Photo by Travis Anderson
Cindy Herrington is one of about 120 women cardian surgeons in the country.
January 2006
By Katie Derdoski
A carrier pigeon, fancy plumber, electrician, and a team member—that’s how Cindy Herrington—Dr. Cindy to her patients—describes her work as a pediatric cardiac surgeon at the University of Minnesota Children’s Hospital at Fairview. Herrington, forty, performs a majority of the pediatric cardiac surgeries there and is also the surgical director of adult lung transplants.
Interviewing for medical school at seventeen, Herrington entered a BSMD program, and finished both her undergrad and medical schooling in six years. “It gave me the advantage to be a little bit younger when I came out to do my residency, so I haven’t had the same age pressure that other doctors have,” she says.
Herrington has soared in surgery. “I love trauma,” she says. “You get to fix a problem, make a patient better, and see the result. It’s really satisfying.”
She’s equal parts straight shooter and supremely confident—a combination that makes her someone people entrust with their very heartbeat and breath. “It’s very important for everyone to be a part of something that is much bigger than we are. People can very easily get the God complex and think they are the end-all. When I get a call that someone has a heart or a lung, it doesn’t matter if it’s 2:00 in the morning—I’m totally jazzed. But all I really am is the conduit. I’m the one who’s going to take the lungs out and put new lungs in or take a heart out and put a new heart in. I’m just the carrier pigeon in the process.”
Those calls often come at 2:00 a.m., because, as Herrington jokes, the telephones at Lifesource—the organization that matches organs to patients—don’t appear to work during business hours. A medical team is flown to the organ, and if it’s a good match, they bring it back to the patient, who is under anesthesia, on a heart-lung bypass machine, with their original organ removed.
“I’d like to say that it’s really a delicate process, but essentially we cut out the heart with a really big pair of scissors. We bring the new heart in, sew the left atrium to the left atrium, the right atrium to right atrium, the aorta to the aorta, and the pulmonary artery to the pulmonary artery. When we’re done, it looks just like God intended it to be there. Just by warming it up, it begins to beat on its own.”

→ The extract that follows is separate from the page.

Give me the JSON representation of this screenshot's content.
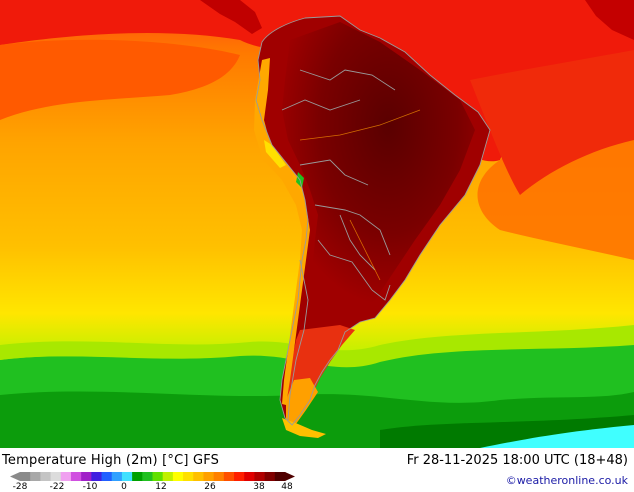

But despite how simple she makes it sound, the delicate balance between life and death is not lost on her. “To take someone who would die without it and see them get better and get out and live their life—that’s incredible. You realize that there’s got to be a God. Someone passed away for [the organ], so that’s always there, but the grieving family will get some solace knowing they helped eight other people. This other person is going to live life to the fullest and that gift is never wasted. You won’t be able to save every child, but you go into it thinking you will be able to save every child. So considering what I do, my butt better be in church every Sunday.”
Herrington is one of about 120 women in cardiac surgery nationwide—there are about 5,000 men—but she says that regardless of gender, surgeon’s personalities are more similar than different. “We tend to be aggressive, in your face, matter-of-fact. We don’t lack ego strength. We think we’re pretty good, but that’s necessary. If you second-guess yourself, you wouldn’t be able to get up in the morning or take care of your patients as best as you can.”
Her best care includes arriving at the hospital at 6:30 each morning and leaving around 7:30 at night, after she’s “tucked in” her patients, answered hundreds of e-mails, and operated. She stays next to patients’ beds until she’s satisfied, answered all questions doctors or parents have, and handled any emergencies. “You can’t do that over the phone. You gotta vote with your feet. You have to be there,” she says of her omnipresence.
But her seemingly boundless energy and down-to-earth demeanor spring from a deep passion for her work and the desire to see all her patients go home. “At the end of the day, don’t we all want to say that we did something we really enjoyed doing? Isn’t that what this is all about? When people vote for Cindy Herrington, it’s voting for our entire team, because Cindy can’t do diddly without everyone pulling in the same direction. I would not give this up for anything in the world. Anything in the world.”